Now that OSHA has finally released their formal vaccine mandate rule, it can be challenged in court. Nineteen states have already filed suit to block the mandates for both federal contractors and private businesses. Each of these has an excellent chance of prevailing in court prior to the new OSHA enforcement date of January 4th. If the OSHA rule does get overturned in the next few weeks4, all the pain these companies put themselves through will have been entirely for naught.
1 The text of the executive order on this point is as follows: “This order promotes economy and efficiency in Federal procurement by ensuring that the parties that contract with the Federal Government provide adequate COVID-19 safeguards to their workers performing on or in connection with a Federal Government contract or contract-like instrument as described in section 5(a) of this order”.
2 Some of these companies may also be attempting to burnish their “woke” credentials by trying to appear as “proactively” combating the spread of COVID with their own self-imposed vaccine mandates.
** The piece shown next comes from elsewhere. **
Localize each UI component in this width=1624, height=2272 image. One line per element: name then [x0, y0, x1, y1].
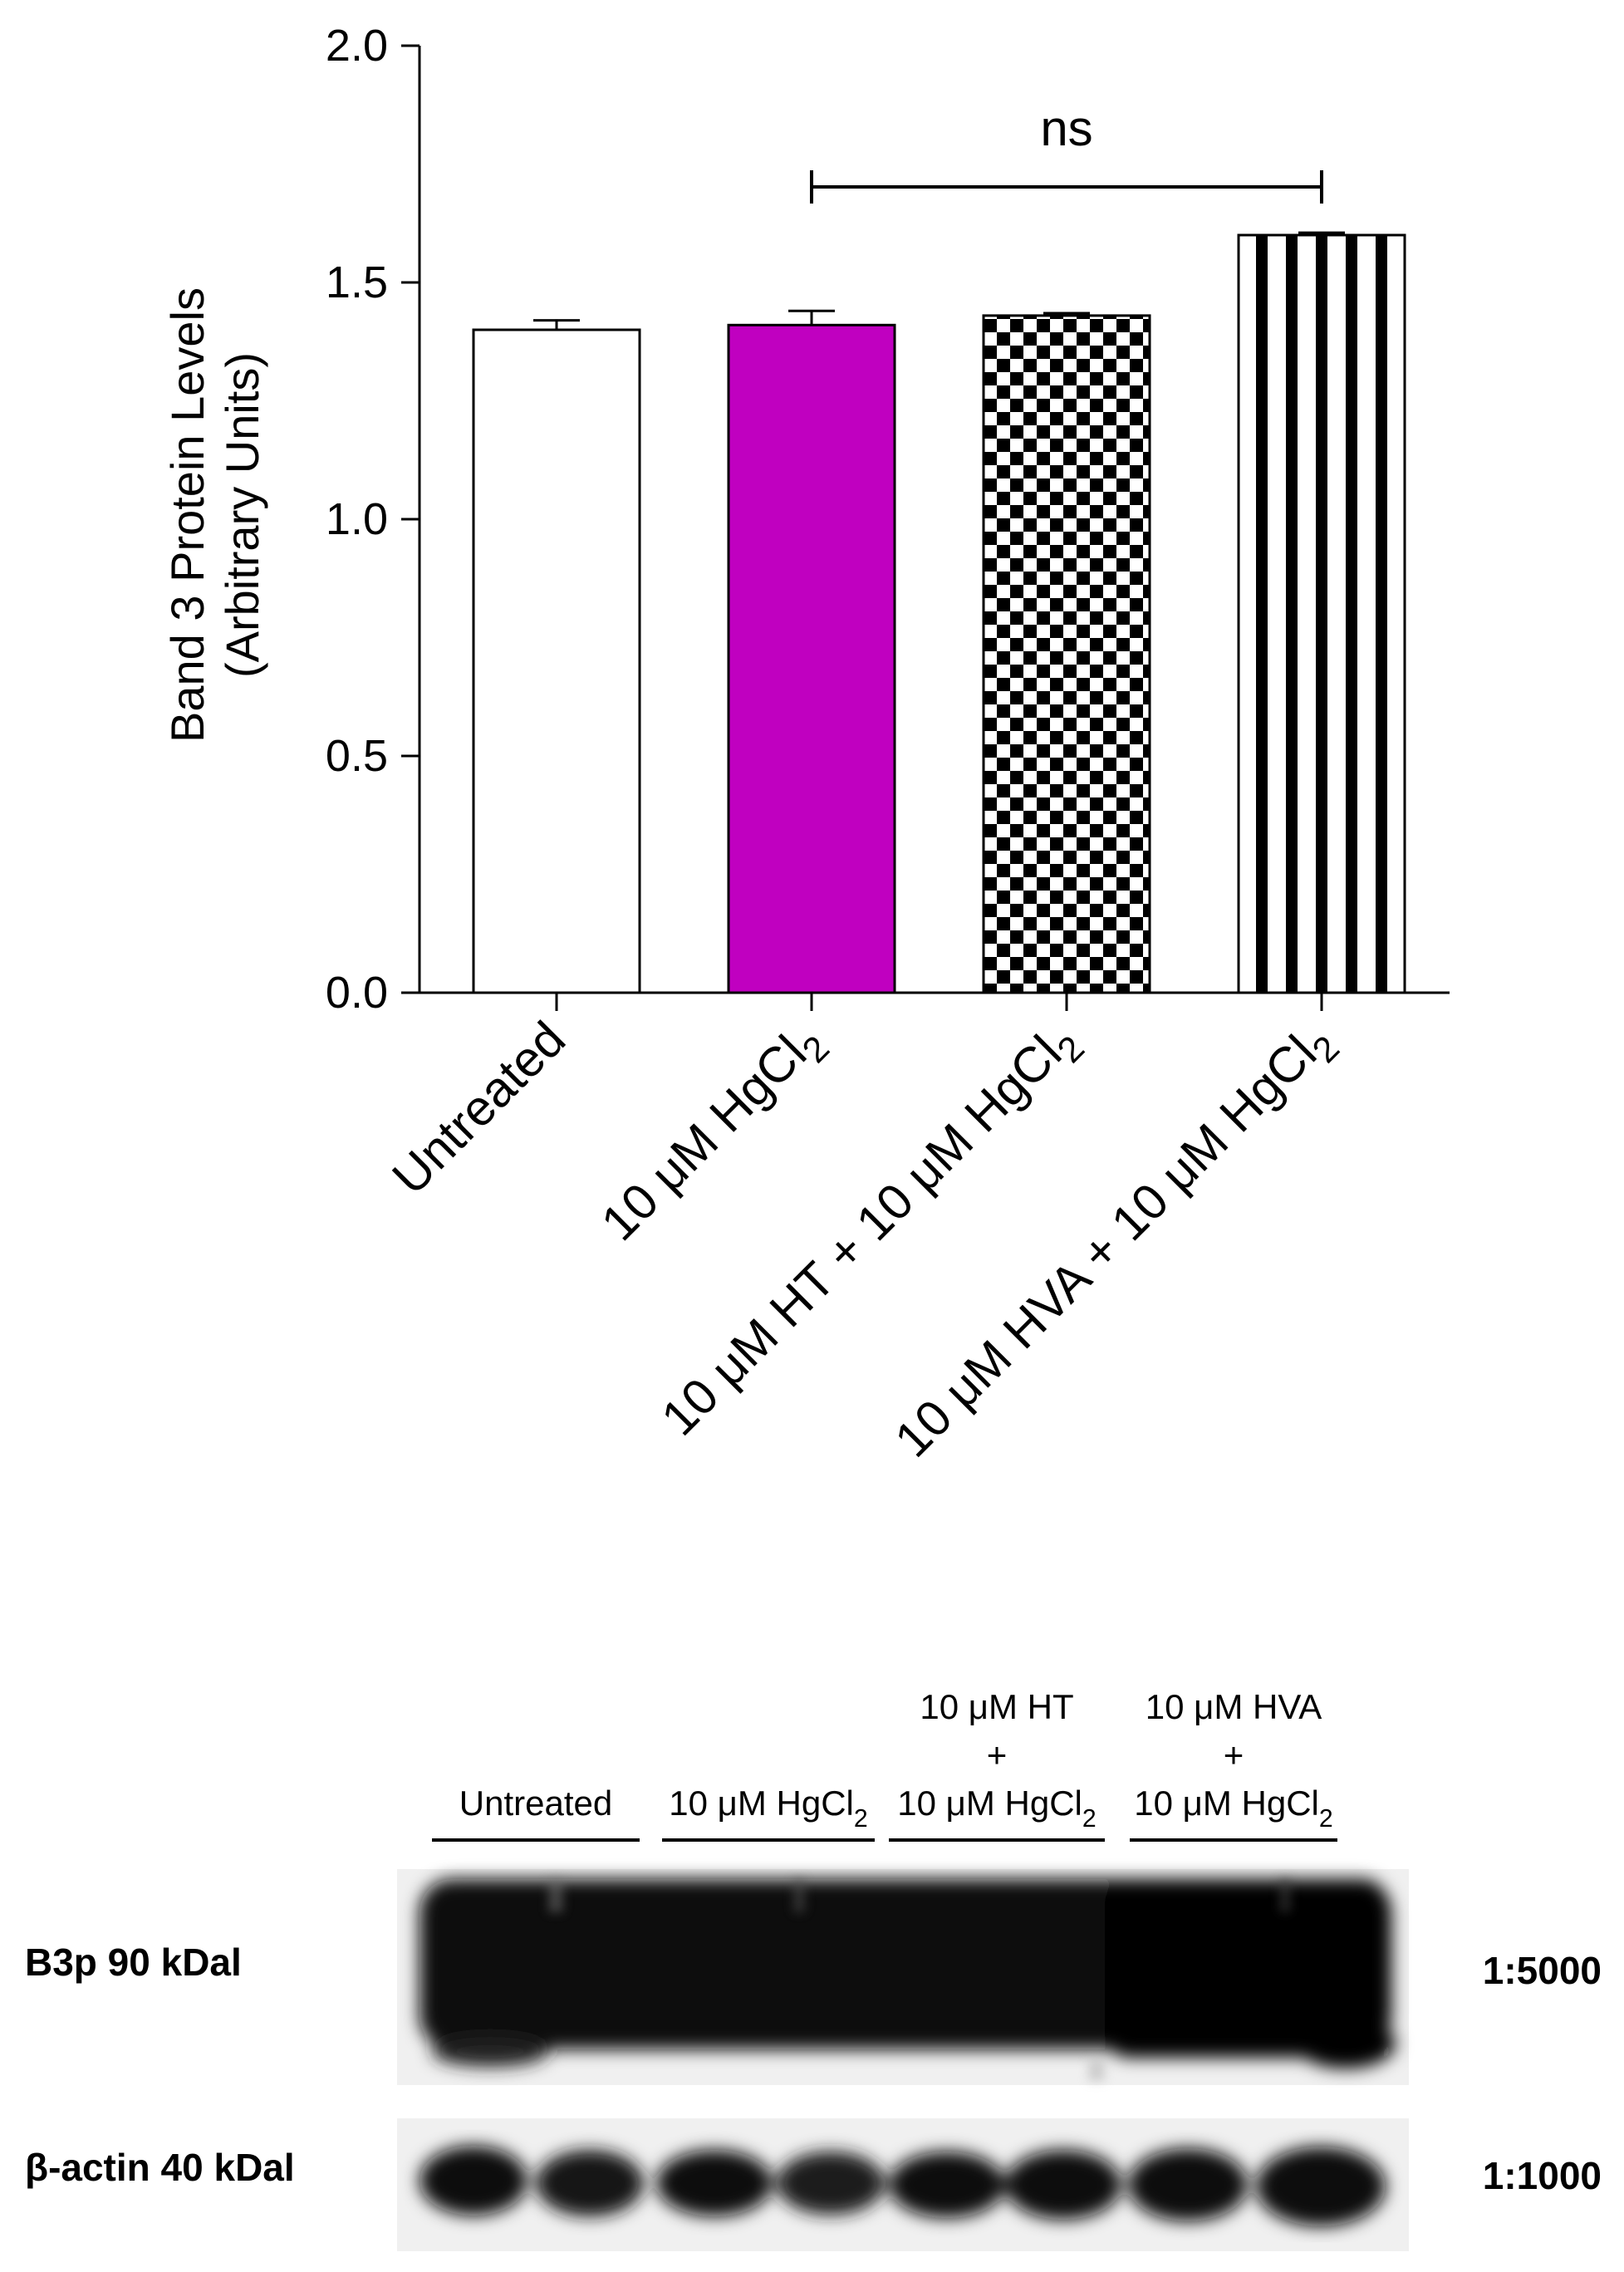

We’d love to see the concrete business logic behind this kind of decision.
3 Some companies, Southwest and American airlines among them, are based in states that have laws prohibiting the enforcement of vaccine mandates. This is another untested avenue of legal action these particular companies could pursue to help themselves. Thus far, they have not done so.
4 One of the key points about the OSHA mandate rule that will be difficult for OSHA to defend in court is the “emergency” context under which they derive the authority to implement such a rule. Here is the exact text of the OSHA act that applies in this case:
The Secretary shall provide, without regard to the requirements of chapter 5, title 5, Unites States Code, for an emergency temporary standard to take immediate effect upon publication in the Federal Register if he determines –
that employees are exposed to grave danger from exposure to substances or agents determined to be toxic or physically harmful or from new hazards, and
that such emergency standard is necessary to protect employees from such danger.
How does a rule that will take 4 months to take effect comport with a “grave danger”?
3 Responses
It’s laughable to watch lemmings march off the cliff. These companies are in pure panic, knowing that their country is in a rabid state of mindlessness. Laws are not real any more and the Justice system is bankrupt of ethics.
Just a ploy to get more tax payer bail-out money. “We supported you Brandon, I mean Joe, we lost a bundle, but we’re virtuous. BTW, can you cover our losses?”
And just like that, only 48 hours after this post, an injunction has been put on the mandate for private companies. We know there will be more court challenges coming, but an injunction this fast usually isn’t good news for the defendants. The administration is likely to end up with nothing out of all this. And as Johnny mentions in the previous comment, all the corporate lemmings may have just marched off the cliff for no reason.